PostNapisane: 03 maja 2013, 10:20
przez meniu
Witam,

też używam system FRsky i działa bez problemu. Tak jak Staszek mam antenę wydłużoną do 40 cm i wystawioną poza model.

Meniu

Re: antena 2,4 ghz

PostNapisane: 03 maja 2013, 12:35
przez RGrzybowski
Ryszard Dziergwa napisał(a):nie można nic dodawać do przewodu anteny. Urwanie samej końcówki anteny bez izolacji powoduje roztrojenie odbiornika [ miałem taką usterkę ]. Tak robi większa ilość zawodników zagranicznych.


Dopowiem tylko - te "obrane z izolacji" końcówki antenki w 2,4 ghz są bardzo ważne!!! - właściwie cały kabelek służy tylko do przeniesienia sygnału, który właśnie te niepozorne końcówki emitują. Ucinanie ich lub dodawanie niepotrzebnych kabelków jest rzeczywiście zbędne a nawet szkodliwe.

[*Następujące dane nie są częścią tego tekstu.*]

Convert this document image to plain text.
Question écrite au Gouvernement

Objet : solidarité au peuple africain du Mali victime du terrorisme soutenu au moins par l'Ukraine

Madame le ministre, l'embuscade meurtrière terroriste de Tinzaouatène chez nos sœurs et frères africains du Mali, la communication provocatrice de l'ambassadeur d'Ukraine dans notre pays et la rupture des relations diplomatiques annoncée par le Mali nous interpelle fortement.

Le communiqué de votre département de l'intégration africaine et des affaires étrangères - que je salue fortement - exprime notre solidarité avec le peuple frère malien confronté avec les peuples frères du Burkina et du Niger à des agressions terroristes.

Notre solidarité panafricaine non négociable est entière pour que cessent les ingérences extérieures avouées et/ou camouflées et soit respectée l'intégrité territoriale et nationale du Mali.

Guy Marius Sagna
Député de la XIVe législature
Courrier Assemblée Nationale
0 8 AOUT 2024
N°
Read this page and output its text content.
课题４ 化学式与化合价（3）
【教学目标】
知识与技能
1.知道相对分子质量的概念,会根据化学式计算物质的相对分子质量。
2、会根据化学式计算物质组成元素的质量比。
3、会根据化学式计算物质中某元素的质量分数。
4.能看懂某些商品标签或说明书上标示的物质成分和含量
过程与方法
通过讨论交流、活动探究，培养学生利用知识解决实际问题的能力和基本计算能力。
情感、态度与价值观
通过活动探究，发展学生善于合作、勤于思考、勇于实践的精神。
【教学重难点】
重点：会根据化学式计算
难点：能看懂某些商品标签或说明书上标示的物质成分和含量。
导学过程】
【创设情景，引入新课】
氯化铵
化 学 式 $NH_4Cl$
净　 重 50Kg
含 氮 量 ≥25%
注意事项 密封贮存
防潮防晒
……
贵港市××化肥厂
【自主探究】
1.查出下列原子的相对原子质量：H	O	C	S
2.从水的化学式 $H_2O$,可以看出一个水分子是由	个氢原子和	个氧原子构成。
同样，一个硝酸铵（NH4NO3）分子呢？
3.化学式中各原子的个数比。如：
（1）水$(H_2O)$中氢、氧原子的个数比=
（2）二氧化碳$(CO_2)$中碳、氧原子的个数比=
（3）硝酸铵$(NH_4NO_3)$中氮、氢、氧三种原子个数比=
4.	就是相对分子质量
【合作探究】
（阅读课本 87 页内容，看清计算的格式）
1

Adrian - FSR śmiga na krótkim zasięgu ale za to w niezbyt korzystnych warunkach - pasmo 2,4 nie lubi przeszkód (radiobox, węglowy kadłub, inne łodzie, fale, boje, itp.) oraz małej wysokości na jakiej pracuje odbiornik (opisywano na jakimś forum, że model szybowca wylądował w wysokiej trawie i stracił zasięg) w więc lepiej chuchać na zimne.
Podobnie jak Ty osobiście niezbyt wielką uwagę zwracam na sposób ułożenia kabelków - ale to z lenistwa bardziej ;) i do tej pory (4 lata) żadnych zakłóceń nie miałem. Jak widać jednak są koledzy, którzy mieli problemy z zasięgiem więc troszkę profilaktyki nie zaszkodzi :)

Re: antena 2,4 ghz

PostNapisane: 03 maja 2013, 16:50
przez Ryszard Dziergwa
Moja usterka odbiornika polegała właśnie na "odpadnięciu" końcówki anteny, tej bez izolacji, i odbiornik zaczął szwankować.